Он глядит на патруль, мысленно приказывает кителям уйти, посмотреть в другую сторону, молит Гуанинь и золотого толстяка Будая об удаче. Достать бы планы, получить поддержку Навозного царя, и такие откроются возможности, такая будет жизнь… Хок Сен снова станет делать подношения предкам, может, заведет жену, и даже сына, передаст ему свое имя. А может…
Мимо проходит патруль. Старик отступает подальше в тень и вспоминает, что зеленые повязки начинали точно так же: бродили по ночам и высматривали распущенные влюбленные парочки, которые держались за руки.
В те дни Хок Сен наставлял своих детей вести себя осторожнее и втолковывал: время строгих нравов приходит и уходит, и даже если у них нет вольницы, какая была у родителей, — что с того? Разве голодают, лишены семьи и добрых друзей? А за высокими стенами родительского дома уже не важно, что думают зеленые повязки.
Снова патруль. Хок Сен отходит еще дальше. В промышленный район никак не проскользнуть — кители твердо решили перекрыть кислород Торговле и навредить фарангам. Махнув рукой, старик шагает окольным путем по переулкам-сой назад к своей лачуге.

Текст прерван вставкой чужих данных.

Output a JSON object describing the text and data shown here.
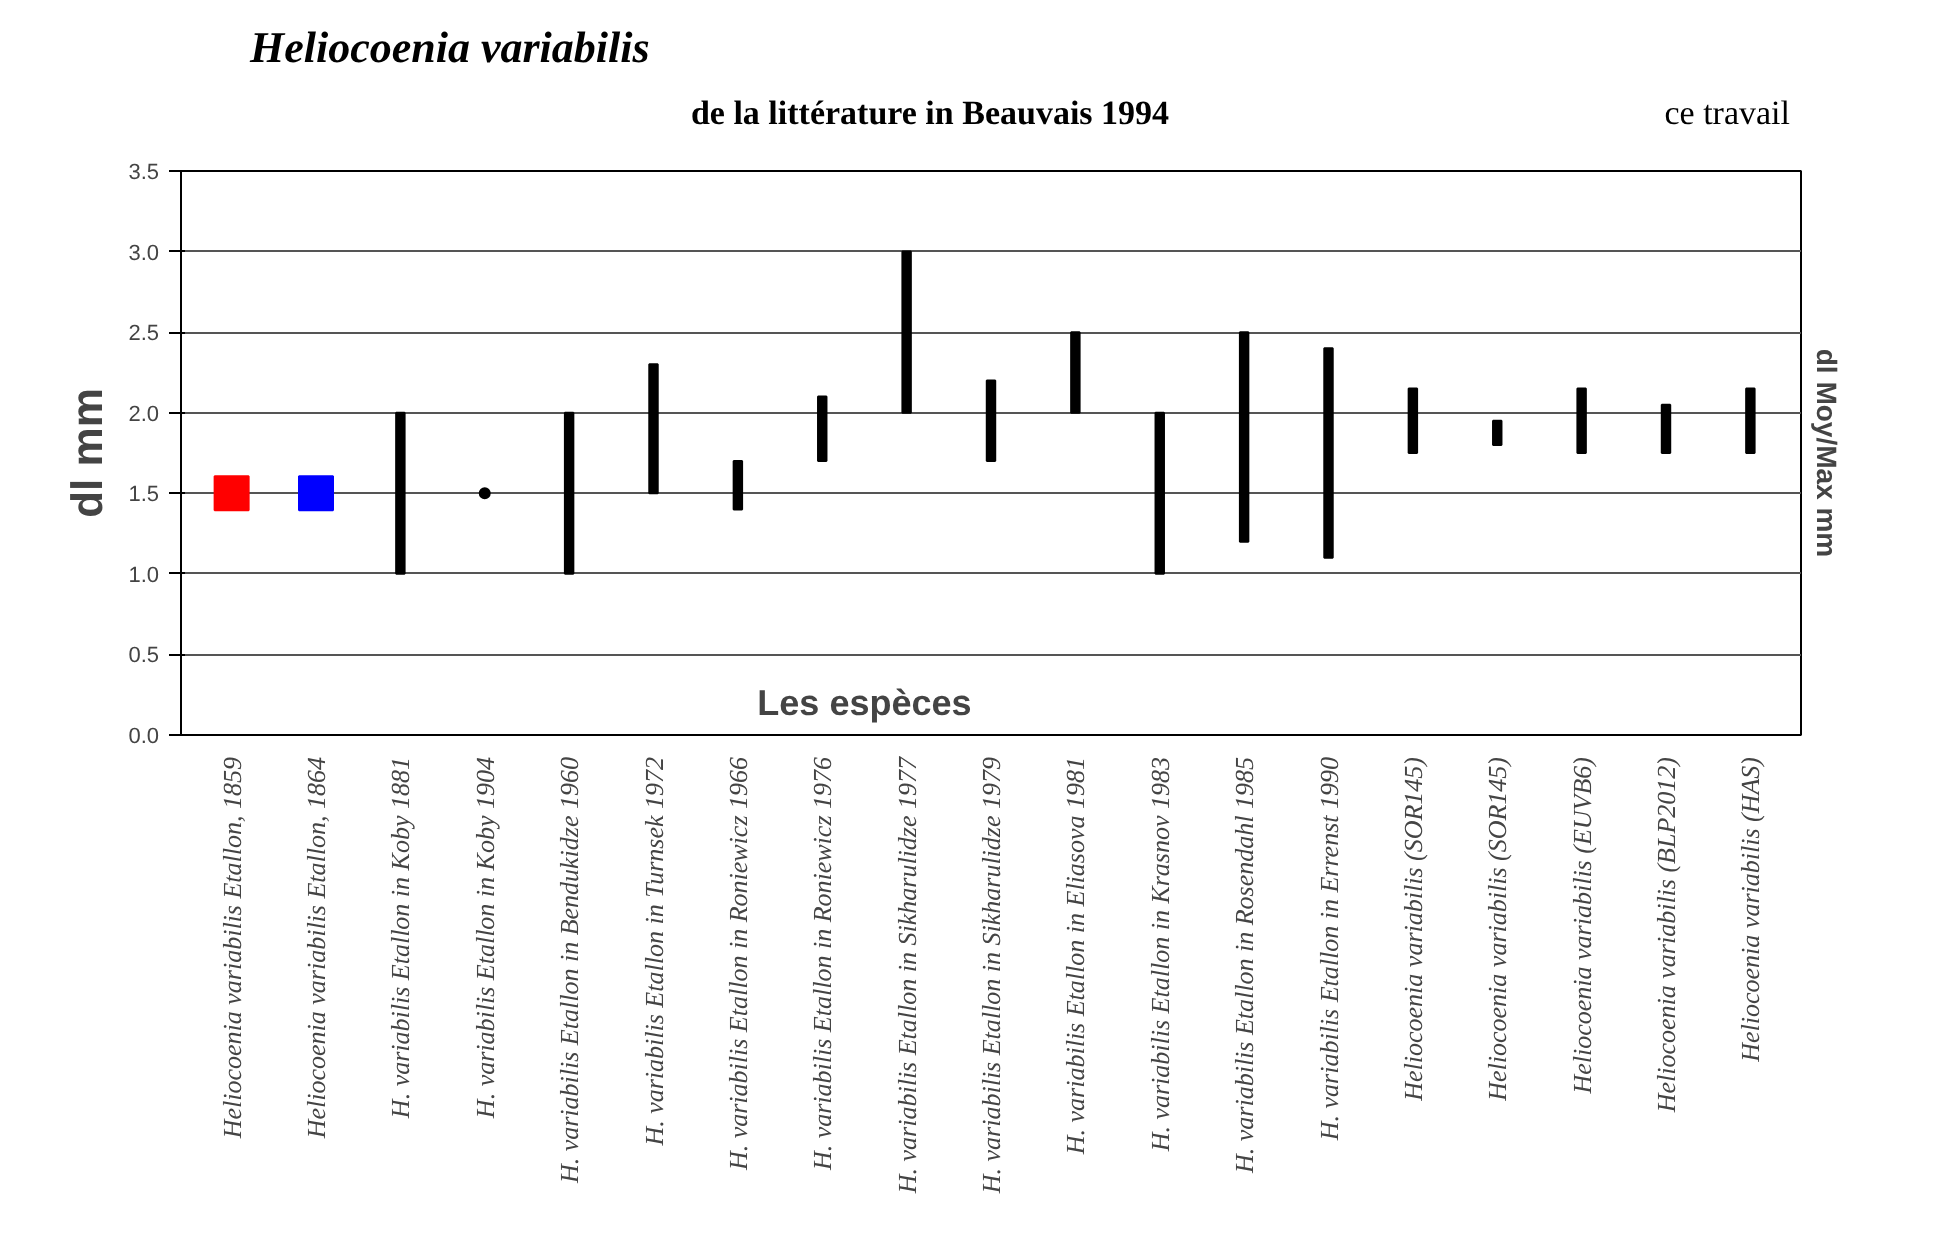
{
  "chart_data": {
    "type": "bar",
    "title": "Heliocoenia variabilis",
    "subtitle": "de la littérature in Beauvais 1994",
    "xlabel": "Les espèces",
    "ylabel": "dl mm",
    "y2label": "dl Moy/Max mm",
    "annotations": [
      "ce travail"
    ],
    "categories": [
      "Heliocoenia variabilis Etallon, 1859",
      "Heliocoenia variabilis Etallon, 1864",
      "H. variabilis Etallon in Koby 1881",
      "H. variabilis Etallon in Koby 1904",
      "H. variabilis Etallon in Bendukidze 1960",
      "H. variabilis Etallon in Turnsek 1972",
      "H. variabilis Etallon in Roniewicz 1966",
      "H. variabilis Etallon in Roniewicz 1976",
      "H. variabilis Etallon in Sikharulidze 1977",
      "H. variabilis Etallon in Sikharulidze 1979",
      "H. variabilis Etallon in Eliasova 1981",
      "H. variabilis Etallon in Krasnov 1983",
      "H. variabilis Etallon in Rosendahl 1985",
      "H. variabilis Etallon in Errenst 1990",
      "Heliocoenia variabilis (SOR145)",
      "Heliocoenia variabilis (SOR145)",
      "Heliocoenia variabilis (EUVB6)",
      "Heliocoenia variabilis (BLP2012)",
      "Heliocoenia variabilis (HAS)"
    ],
    "ylim": [
      0,
      3.5
    ],
    "yticks": [
      {
        "value": 0,
        "label": "0.0"
      },
      {
        "value": 0.5,
        "label": "0.5"
      },
      {
        "value": 1,
        "label": "1.0"
      },
      {
        "value": 1.5,
        "label": "1.5"
      },
      {
        "value": 2,
        "label": "2.0"
      },
      {
        "value": 2.5,
        "label": "2.5"
      },
      {
        "value": 3,
        "label": "3.0"
      },
      {
        "value": 3.5,
        "label": "3.5"
      }
    ],
    "grid": "y",
    "series": [
      {
        "color": "#000000",
        "base": [
          null,
          null,
          1.0,
          null,
          1.0,
          1.5,
          1.4,
          1.7,
          2.0,
          1.7,
          2.0,
          1.0,
          1.2,
          1.1,
          1.75,
          1.8,
          1.75,
          1.75,
          1.75
        ],
        "values": [
          null,
          null,
          1.0,
          null,
          1.0,
          0.8,
          0.3,
          0.4,
          1.0,
          0.5,
          0.5,
          1.0,
          1.3,
          1.3,
          0.4,
          0.15,
          0.4,
          0.3,
          0.4
        ]
      },
      {
        "type": "scatter",
        "marker": "square",
        "colors": [
          "#ff0000",
          "#0000ff",
          null,
          null,
          null,
          null,
          null,
          null,
          null,
          null,
          null,
          null,
          null,
          null,
          null,
          null,
          null,
          null,
          null
        ],
        "values": [
          1.5,
          1.5,
          null,
          null,
          null,
          null,
          null,
          null,
          null,
          null,
          null,
          null,
          null,
          null,
          null,
          null,
          null,
          null,
          null
        ]
      },
      {
        "type": "scatter",
        "marker": "circle",
        "color": "#000000",
        "values": [
          null,
          null,
          null,
          1.5,
          null,
          null,
          null,
          null,
          null,
          null,
          null,
          null,
          null,
          null,
          null,
          null,
          null,
          null,
          null
        ]
      }
    ]
  }
}
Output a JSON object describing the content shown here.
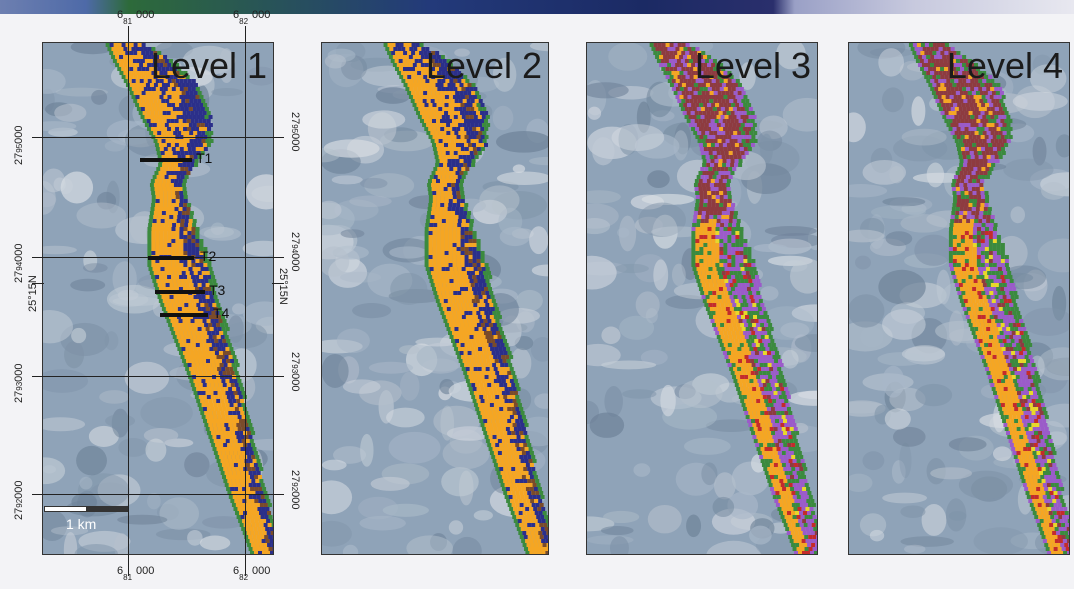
{
  "panels": [
    {
      "title": "Level 1",
      "palette": [
        "#f5a623",
        "#2b2f8a",
        "#7a4b2a",
        "#3b8a3e"
      ]
    },
    {
      "title": "Level 2",
      "palette": [
        "#f5a623",
        "#2b2f8a",
        "#7a4b2a",
        "#3b8a3e"
      ]
    },
    {
      "title": "Level 3",
      "palette": [
        "#8e3b40",
        "#9b5bc9",
        "#3b8a3e",
        "#f5a623",
        "#c42b2b",
        "#e8d82a"
      ]
    },
    {
      "title": "Level 4",
      "palette": [
        "#8e3b40",
        "#9b5bc9",
        "#3b8a3e",
        "#f5a623",
        "#c42b2b",
        "#e8d82a"
      ]
    }
  ],
  "easting_top": [
    {
      "pre": "6",
      "sub": "81",
      "post": "000"
    },
    {
      "pre": "6",
      "sub": "82",
      "post": "000"
    }
  ],
  "easting_bottom": [
    {
      "pre": "6",
      "sub": "81",
      "post": "000"
    },
    {
      "pre": "6",
      "sub": "82",
      "post": "000"
    }
  ],
  "northing_left": [
    {
      "pre": "27",
      "sub": "95",
      "post": "000"
    },
    {
      "pre": "27",
      "sub": "94",
      "post": "000"
    },
    {
      "pre": "27",
      "sub": "93",
      "post": "000"
    },
    {
      "pre": "27",
      "sub": "92",
      "post": "000"
    }
  ],
  "northing_right": [
    {
      "pre": "27",
      "sub": "95",
      "post": "000"
    },
    {
      "pre": "27",
      "sub": "94",
      "post": "000"
    },
    {
      "pre": "27",
      "sub": "93",
      "post": "000"
    },
    {
      "pre": "27",
      "sub": "92",
      "post": "000"
    }
  ],
  "latitude_label": "25°15N",
  "transects": [
    "T1",
    "T2",
    "T3",
    "T4"
  ],
  "scale_label": "1 km",
  "colors": {
    "sat_base": "#8fa3b8",
    "frame": "#333333"
  }
}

Все министерские были продажными — все, кроме Джайди. По крайней мере так говорят. Даже «Саватди Крунг Тхеп», газетка, которая больше остальных благоволила капитану, а потом во время гонений порочила его, теперь полоса за полосой превозносит народного героя. Джайди слишком любили — таких нельзя просто порвать в клочки и отправить, как останки животного, на переработку в метан. Кто-то должен понести наказание. А раз винят министерство торговли, то Торговле и достанется. Вот поэтому закрыты фабрики, якорные площадки, доки, улицы, и Хок Сену нет туда пути ему ни купить билета на парусник, ни уйти по реке к руинам Аютии, ни улететь дирижаблем в Калькутту или Японию.
Он шагает вдоль причалов. Кители, само собой, тут как тут. Рядом небольшими группками на земле без дела сидят рабочие. Метрах в ста от берега, чуть покачиваясь на волнах, на якоре стоит красавец корабль, похожий на тот, каким когда-то владел сам Хок Сен: последняя серия, стремительный корпус из пальмовых полимеров, подводные крылья, паруса; быстрый, вместительный — стоит и манит. А старик смотрит с берега и понимает, что до этого борта ему далеко, как до Индии.
Хок Сен, собравшись с духом, шагает к торговцу, который жарит в глубоком воке на тележке модифицированную тиляпию. Без информации совсем плохо — надо разузнать хоть что-нибудь. А если тот поймет, что говорит с желтобилетником, и позовет кителей, которые стоят на дальнем краю причала, убежать время будет.